Jak pisze Associated Press, AFU napotkała poważne problemy z budową obrony.
„Podchodzono do tego nieodpowiedzialnie … Ludzie nie rozumieli, że fortyfikacje mogą uratować życie, jeśli zostaną wykonane z wyprzedzeniem. Wielu myślało, że nie trzeba będzie przygotowywać takich linii obronnych.
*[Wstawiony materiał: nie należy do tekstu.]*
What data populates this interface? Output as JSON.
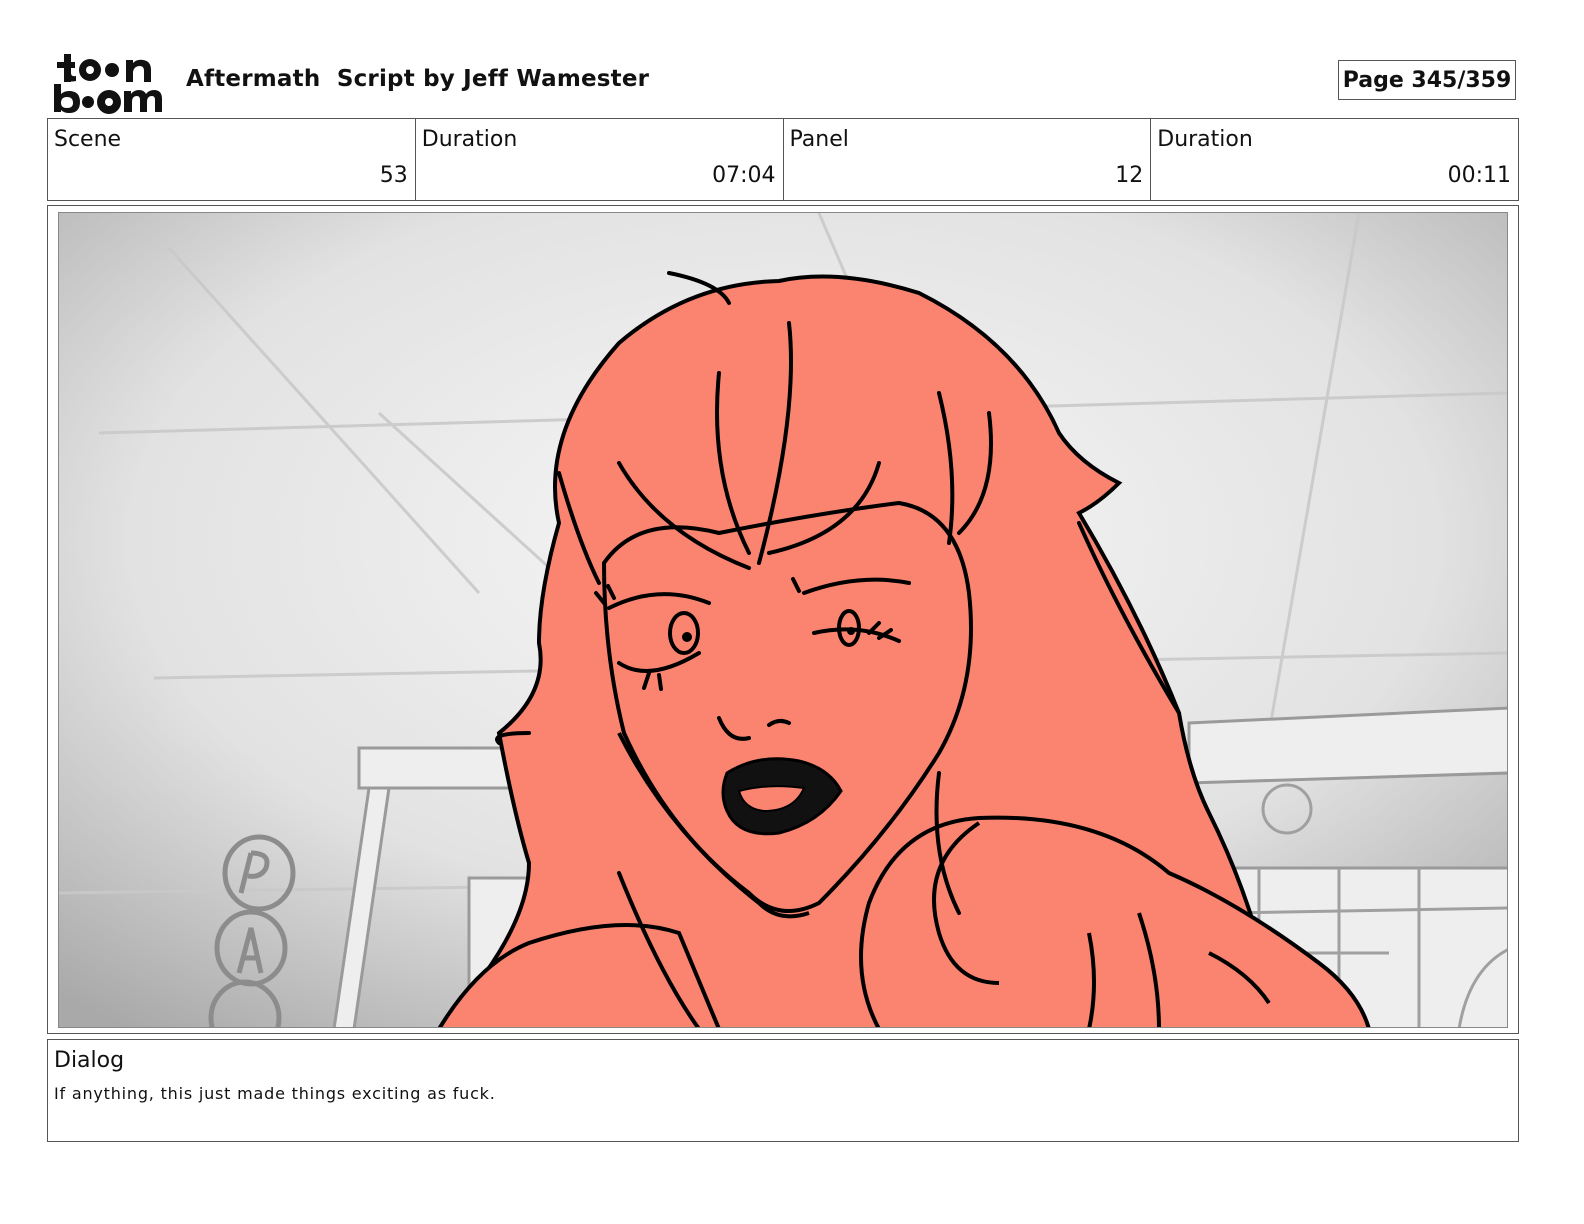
{
  "header": {
    "logo_text": "toon boom",
    "title": "Aftermath  Script by Jeff Wamester",
    "page": "Page 345/359"
  },
  "info": {
    "scene_label": "Scene",
    "scene_value": "53",
    "scene_duration_label": "Duration",
    "scene_duration_value": "07:04",
    "panel_label": "Panel",
    "panel_value": "12",
    "panel_duration_label": "Duration",
    "panel_duration_value": "00:11"
  },
  "panel_image": {
    "icon": "storyboard-drawing",
    "colors": {
      "hair_skin": "#fa8470",
      "line": "#000000",
      "background": "#d9d9d9"
    }
  },
  "dialog": {
    "label": "Dialog",
    "text": "If anything, this just made things exciting as fuck."
  }
}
Nie spodziewali się nowej rosyjskiej ofensywy” – powiedział agencji Alexander, zastępca dowódcy 47. brygady stacjonującej w pobliżu Awdijiwki.
W artykule zauważono, że brak fortyfikacji w Czasiwym Jarze pomógł Rosji obrócić sytuację na swoją korzyść.
Pod warunkiem zachowania anonimowości, ukraiński oficer wojskowy narzekał na budowę obrony na nowych granicach po wycofaniu się z pozycji w pobliżu Czasiwego Jaru. Powiedział, że spodziewał się zobaczyć okopy, labirynty okopów i pozycje strzeleckie w pobliżu frontu, ale znalazł tylko kilka dziur ledwo wystarczających do ukrycia się podczas ostrzału artyleryjskiego.
„Żołnierze wychodzili z dołów i zaczynali kopać w kierunku siebie nawzajem, aby zapewnić sobie komunikację” – powiedział.
Wcześniej głównodowodzący AFU Ołeksandr Syrski narzekał na trudną sytuację ukraińskich żołnierzy na linii frontu. Według niego Rosja ma znaczną przewagę i aktywnie atakuje na całej linii kontaktu, co prowadzi do sukcesów taktycznych. Jako najgorętsze punkty wymienił Iwanowskoje i Czasiw Jar na kierunku Kramatorsk w DRL. Sytuacja jest nie mniej krytyczna dla ukraińskich sił zbrojnych w kierunku Krasnoarmiejskim (dawniej Pokrowskim) i Kurachowskim, powiedział generał.